According to the 2013 Healthy Handwashing Survey, just 60 percent of men say they always wash their hands after using a public restroom, as compared to more than 74 percent of women.

While men cited the lack of soap in restrooms, as well as dirty sinks as the main reasons for not washing up, women reported they used hand sanitizer instead.

Men were also more than 2.5 times more likely than women to say they “didn’t feel the need,” to wash hands, the survey says.

“Men need to get the memo that hand washing is important no matter what,” says Jon Dommisse, director of global marketing and strategic development at Bradley. “You just can’t argue with the research that says it is the number one way to prevent illness and stay healthy.”

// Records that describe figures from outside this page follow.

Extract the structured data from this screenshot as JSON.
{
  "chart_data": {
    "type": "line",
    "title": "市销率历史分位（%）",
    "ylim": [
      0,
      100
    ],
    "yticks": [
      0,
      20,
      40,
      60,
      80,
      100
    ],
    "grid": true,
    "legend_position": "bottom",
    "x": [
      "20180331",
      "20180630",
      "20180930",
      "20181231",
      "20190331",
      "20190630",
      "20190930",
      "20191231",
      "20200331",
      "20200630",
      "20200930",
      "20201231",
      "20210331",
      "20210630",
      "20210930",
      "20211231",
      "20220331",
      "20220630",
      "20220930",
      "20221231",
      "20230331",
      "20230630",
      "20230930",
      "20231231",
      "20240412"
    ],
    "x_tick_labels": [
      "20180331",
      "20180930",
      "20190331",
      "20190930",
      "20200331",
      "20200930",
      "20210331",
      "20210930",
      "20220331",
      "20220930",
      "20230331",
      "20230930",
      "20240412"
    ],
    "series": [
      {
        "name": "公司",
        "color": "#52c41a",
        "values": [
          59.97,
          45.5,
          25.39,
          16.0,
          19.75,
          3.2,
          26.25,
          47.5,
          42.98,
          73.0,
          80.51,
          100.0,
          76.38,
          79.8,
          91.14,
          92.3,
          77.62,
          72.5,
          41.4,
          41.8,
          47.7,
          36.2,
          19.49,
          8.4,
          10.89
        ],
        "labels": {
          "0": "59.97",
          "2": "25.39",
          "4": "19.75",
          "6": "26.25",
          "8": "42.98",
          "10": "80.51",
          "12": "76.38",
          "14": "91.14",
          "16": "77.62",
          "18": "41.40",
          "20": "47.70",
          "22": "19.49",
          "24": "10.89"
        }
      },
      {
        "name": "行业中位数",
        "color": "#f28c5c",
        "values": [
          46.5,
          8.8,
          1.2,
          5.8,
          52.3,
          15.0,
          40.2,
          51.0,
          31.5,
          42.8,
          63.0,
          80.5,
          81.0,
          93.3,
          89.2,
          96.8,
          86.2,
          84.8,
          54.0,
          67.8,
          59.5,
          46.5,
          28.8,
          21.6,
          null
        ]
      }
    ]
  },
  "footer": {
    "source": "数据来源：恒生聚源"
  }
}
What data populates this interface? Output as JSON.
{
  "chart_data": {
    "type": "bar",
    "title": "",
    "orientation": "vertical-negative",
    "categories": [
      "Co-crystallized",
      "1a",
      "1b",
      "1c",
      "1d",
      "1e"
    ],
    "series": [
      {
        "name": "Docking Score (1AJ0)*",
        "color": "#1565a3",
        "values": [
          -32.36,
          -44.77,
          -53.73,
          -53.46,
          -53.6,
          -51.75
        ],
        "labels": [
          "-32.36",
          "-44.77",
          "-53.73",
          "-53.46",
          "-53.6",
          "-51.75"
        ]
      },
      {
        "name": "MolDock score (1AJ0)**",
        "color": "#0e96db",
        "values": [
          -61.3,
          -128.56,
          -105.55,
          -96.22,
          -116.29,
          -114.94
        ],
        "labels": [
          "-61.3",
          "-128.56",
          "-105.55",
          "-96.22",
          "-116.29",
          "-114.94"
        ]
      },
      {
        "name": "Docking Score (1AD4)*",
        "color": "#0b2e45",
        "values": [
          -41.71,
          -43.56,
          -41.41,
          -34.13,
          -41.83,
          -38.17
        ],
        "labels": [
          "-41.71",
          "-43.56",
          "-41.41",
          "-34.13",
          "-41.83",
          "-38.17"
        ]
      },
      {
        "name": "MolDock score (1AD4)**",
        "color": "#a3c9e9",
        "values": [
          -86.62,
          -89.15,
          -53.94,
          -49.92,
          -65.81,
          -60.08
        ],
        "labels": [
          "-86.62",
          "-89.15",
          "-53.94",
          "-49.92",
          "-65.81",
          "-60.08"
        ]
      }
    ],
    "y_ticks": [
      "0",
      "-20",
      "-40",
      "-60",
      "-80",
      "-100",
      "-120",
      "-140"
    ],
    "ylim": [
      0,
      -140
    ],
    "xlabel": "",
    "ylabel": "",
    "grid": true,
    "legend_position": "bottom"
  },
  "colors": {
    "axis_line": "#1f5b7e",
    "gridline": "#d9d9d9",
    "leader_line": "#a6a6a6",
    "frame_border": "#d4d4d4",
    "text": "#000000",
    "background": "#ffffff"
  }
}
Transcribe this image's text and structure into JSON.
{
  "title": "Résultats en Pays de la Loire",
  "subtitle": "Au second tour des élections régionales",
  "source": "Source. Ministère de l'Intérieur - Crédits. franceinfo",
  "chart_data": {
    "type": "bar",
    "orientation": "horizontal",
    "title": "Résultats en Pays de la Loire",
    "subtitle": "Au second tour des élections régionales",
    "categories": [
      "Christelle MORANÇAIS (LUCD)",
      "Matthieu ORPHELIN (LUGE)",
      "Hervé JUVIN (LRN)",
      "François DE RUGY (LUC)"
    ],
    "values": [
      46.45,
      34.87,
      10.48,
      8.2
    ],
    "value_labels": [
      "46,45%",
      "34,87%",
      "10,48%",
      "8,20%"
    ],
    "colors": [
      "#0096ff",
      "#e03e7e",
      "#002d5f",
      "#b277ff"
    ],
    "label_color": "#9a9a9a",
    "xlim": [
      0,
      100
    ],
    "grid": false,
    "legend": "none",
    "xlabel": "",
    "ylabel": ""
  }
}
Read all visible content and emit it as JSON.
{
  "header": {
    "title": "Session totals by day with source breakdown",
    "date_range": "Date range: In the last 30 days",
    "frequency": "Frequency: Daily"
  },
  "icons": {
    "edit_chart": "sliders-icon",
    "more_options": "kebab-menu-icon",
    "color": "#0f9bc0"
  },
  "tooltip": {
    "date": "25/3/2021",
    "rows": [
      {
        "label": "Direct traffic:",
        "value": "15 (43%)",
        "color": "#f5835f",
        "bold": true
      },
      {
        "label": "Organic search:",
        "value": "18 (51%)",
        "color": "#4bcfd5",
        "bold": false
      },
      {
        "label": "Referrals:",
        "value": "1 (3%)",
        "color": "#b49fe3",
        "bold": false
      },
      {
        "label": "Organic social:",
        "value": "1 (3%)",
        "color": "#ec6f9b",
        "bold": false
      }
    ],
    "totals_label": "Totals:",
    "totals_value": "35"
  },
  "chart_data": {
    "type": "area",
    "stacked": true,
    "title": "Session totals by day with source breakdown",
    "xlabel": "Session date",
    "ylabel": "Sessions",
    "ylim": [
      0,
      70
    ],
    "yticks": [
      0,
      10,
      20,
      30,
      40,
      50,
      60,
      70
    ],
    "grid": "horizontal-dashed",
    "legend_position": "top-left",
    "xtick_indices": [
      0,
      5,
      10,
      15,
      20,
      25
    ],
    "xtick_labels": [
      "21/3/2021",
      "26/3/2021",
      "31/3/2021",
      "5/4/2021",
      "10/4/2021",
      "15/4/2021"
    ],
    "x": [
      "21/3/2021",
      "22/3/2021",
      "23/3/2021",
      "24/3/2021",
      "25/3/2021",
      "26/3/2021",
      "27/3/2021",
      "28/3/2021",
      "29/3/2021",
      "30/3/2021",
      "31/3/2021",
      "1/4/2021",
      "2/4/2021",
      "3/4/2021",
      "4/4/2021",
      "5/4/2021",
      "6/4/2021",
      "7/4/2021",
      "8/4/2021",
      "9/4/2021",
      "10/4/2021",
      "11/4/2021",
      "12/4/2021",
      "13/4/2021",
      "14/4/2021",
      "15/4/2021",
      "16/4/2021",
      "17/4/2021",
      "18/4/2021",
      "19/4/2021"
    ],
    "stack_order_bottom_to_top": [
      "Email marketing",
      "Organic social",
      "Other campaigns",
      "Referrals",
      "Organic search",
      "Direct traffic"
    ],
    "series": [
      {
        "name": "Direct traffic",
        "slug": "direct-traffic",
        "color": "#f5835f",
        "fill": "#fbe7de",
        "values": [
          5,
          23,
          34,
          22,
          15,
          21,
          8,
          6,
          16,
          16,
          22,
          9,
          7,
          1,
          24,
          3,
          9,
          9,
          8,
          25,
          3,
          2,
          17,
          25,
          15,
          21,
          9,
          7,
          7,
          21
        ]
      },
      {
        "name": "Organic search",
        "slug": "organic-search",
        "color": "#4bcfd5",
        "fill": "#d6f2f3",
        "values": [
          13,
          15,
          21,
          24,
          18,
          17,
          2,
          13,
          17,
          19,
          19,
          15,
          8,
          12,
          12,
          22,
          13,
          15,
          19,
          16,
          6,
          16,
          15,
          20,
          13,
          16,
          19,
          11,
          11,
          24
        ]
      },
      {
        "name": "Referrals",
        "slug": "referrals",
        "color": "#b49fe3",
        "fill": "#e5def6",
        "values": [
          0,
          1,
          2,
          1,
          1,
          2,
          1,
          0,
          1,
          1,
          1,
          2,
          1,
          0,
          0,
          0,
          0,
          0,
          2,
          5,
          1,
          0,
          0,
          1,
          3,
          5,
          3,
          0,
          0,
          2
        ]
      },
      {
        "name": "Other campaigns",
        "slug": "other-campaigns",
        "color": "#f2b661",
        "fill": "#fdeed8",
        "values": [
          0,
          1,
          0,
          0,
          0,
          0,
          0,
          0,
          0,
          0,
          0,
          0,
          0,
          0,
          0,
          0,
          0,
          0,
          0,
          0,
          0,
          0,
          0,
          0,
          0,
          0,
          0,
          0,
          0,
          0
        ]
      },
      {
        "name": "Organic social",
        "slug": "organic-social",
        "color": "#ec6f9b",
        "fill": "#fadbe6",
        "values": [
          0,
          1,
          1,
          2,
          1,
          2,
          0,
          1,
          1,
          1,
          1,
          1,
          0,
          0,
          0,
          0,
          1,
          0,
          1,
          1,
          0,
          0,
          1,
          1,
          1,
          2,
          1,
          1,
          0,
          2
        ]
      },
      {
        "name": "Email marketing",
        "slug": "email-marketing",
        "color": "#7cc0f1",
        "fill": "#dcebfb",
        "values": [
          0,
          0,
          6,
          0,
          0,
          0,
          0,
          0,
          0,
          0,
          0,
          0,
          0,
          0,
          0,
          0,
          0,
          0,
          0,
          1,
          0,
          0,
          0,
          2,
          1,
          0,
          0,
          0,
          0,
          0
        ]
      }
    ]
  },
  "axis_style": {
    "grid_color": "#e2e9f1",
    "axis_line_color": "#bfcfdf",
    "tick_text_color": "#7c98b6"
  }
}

There is one area where men and women appear to be on the same page: on the issue and importance of restroom cleanliness.

A full two-thirds of survey respondents said they believed “bad” bathrooms — those with bad smells, clogged or un-flushed toilets and dirty, unkempt or old fixtures —equated to bad management.

At least 93 percent of Americans, believed the condition of a workplace restroom to be an indicator of how a company values its workforce, the survey says.

Perhaps the most revealing facts from the survey included the lengths at which people go to avoid cross-contamination with objects in a public restroom. The survey found that 64 percent of people prefer to flush the toilet with their foot; 60 percent use a paper towel when touching a restroom door; 37 percent use a paper towel when touching faucet handles; and 48 percent open and close doors with their hip.

Of course, that dance could be avoided, says Michael McCann, a Ph.D. medical microbiologist at Saint Josephs University in Philadelphia.

“Good hand hygiene is one of the most important, and easiest things we can do to reduce our own risk of getting sick and of spreading germs to others,” he says. “Thorough hand washing, using soap and warm water for a good 20 seconds is highly effective in removing bacteria, viruses and other disease-causing micro-organisms from the surface of our skin.”